Alhierd Bacharevič ist einer der bekanntesten belarussischen Schriftsteller. Er schreibt über die Unfreiheit der Sprache, Nationalismus, Putinismus. Nun erhält er den Leipziger Buchpreis zur Europäischen Verständigung

Von Jens Uthoff

Alhierd Bacharevič ist nun wirklich kein Typ, der großspurig daherkommt. Der belarussische Schriftsteller spricht bedacht, wägt seine Worte genau ab, schaut zwischendurch nachdenklich aus dem Fenster. Oder er zieht spöttisch die Augenbrauen hoch, wenn er sich darüber lustig macht, dass die Deutschen bei osteuropäischen und belarussischen Namen auf den Buchdeckeln zurückhaltend beim Kauf seien. Er und seine Frau – die Dichterin Julia Cimafiejeva – hätten es auf dem deutschen Buchmarkt wohl leichter mit einfacher auszusprechenden Namen, sagt er. „Ich habe mir schon einen neuen Namen für mich ausgedacht“, sagt er etwas verschmitzt, „er lautet: Raman Durnota. Das kann man gut aussprechen, und es bedeutet im Belarussischen: ‚Der Roman der Dummheit‘.“

Wenn einer wie Bacharevič sich selbst nun seherische Fähigkeiten attestiert, wirkt das also nicht vermessen. Über sein Hauptwerk „Europas Hunde“, das in seinem Heimatland Belarus 2017 erschienen ist, sagt er: „Dieser Roman ist eine Prophezeiung, auch wenn das ein bisschen komisch klingt.“ Damals habe niemand den Belarussen oder den Ukrainern zuhören wollen. „Schon als Putin an die Macht kam, wussten wir, wohin das führen könnte. Wir lebten im Schatten des Monsters Russland. Aber wir waren klein und unsichtbar.“

In dem Mammutwerk, das 2024 im Verlag Voland & Quist auf Deutsch erschien und 740 Seiten dick ist, entwirft Bacharevič im abschließenden Kapitel die Vision eines neuen Russischen Großreichs im Jahr 2050, das sich Belarus vollständig einverleibt hat und das abgeschottet ist von Europa. In Europa exisitieren derweil wieder Nationalstaaten wie vor der Gründung der Europäischen Union. Ohne Reisefreiheit, ohne Euro. Die Entwicklungen kommen einem bekannt vor.

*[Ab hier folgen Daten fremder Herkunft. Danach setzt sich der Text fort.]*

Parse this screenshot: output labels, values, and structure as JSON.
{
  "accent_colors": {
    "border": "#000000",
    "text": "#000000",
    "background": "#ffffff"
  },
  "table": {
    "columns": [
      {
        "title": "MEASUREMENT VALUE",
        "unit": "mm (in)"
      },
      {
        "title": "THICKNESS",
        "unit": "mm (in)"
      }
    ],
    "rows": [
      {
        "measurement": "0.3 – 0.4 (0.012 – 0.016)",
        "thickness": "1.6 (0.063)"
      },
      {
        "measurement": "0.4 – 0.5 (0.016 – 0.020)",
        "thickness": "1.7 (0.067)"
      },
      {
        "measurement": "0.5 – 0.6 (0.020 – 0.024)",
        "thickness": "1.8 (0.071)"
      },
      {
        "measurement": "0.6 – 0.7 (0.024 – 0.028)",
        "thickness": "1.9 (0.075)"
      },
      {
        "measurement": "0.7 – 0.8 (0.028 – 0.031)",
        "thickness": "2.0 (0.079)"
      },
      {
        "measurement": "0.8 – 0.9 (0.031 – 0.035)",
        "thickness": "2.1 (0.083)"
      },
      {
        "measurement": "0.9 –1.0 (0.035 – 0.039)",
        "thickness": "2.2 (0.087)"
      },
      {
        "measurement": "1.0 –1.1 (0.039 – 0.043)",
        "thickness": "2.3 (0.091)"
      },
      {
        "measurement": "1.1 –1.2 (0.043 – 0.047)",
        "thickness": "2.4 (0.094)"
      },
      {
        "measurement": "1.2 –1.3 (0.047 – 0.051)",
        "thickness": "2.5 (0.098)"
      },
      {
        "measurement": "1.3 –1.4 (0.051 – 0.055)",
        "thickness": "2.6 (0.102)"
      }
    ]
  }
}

Dies ist nur ein winziger Ausschnitt eines Werks, das in sechs große Kapitel gegliedert ist und sich zum Beispiel mit Sprachphilosophie, der Utopie des Imperiums und (belarussischem) Nationalismus befasst. Es spielt unter anderem in Minsk, Hamburg, Prag, Paris, Erkrath am Neandertal, Vilnius. Und es endet in Berlin, das im Jahr 2050 eine Art neue 1920er erlebt.

Literatur ist ein Instrument gegen die Herrschaft der Sprache

Die kühnste Leistung des Autors – beziehungsweise seines Protagonisten Oleg Olegowitsch – ist es, dass er eine eigene Sprache entwirft: Balbuta. Einige Passagen sind in der Balbuta-Sprache verfasst; der deutschen Ausgabe liegt ein Balbuta-Wörterbuch zur Orientierung bei. Der Titel des Werks spielt auf ein Gedicht von W. H. Auden an, das dieser 1940, in dunkler europäischer Stunde, schrieb: „In the nightmare of the dark / All the dogs of Europe bark“, heißt es darin; auch Bacharevič’ Buch spielt „in Zeiten allgemeiner Verdüsterung“, wie es mehrmals heißt. In der kommenden Woche erhält Bacharevič den Leipziger Buchpreis zur Europäischen Verständigung. Die Jury begründete die Wahl mit diesem „aus allen erzählerischen Nähten platzenden Roman“, der „Politthriller, Epos, Abenteuergeschichte, Satire und Märchen“ verbinde.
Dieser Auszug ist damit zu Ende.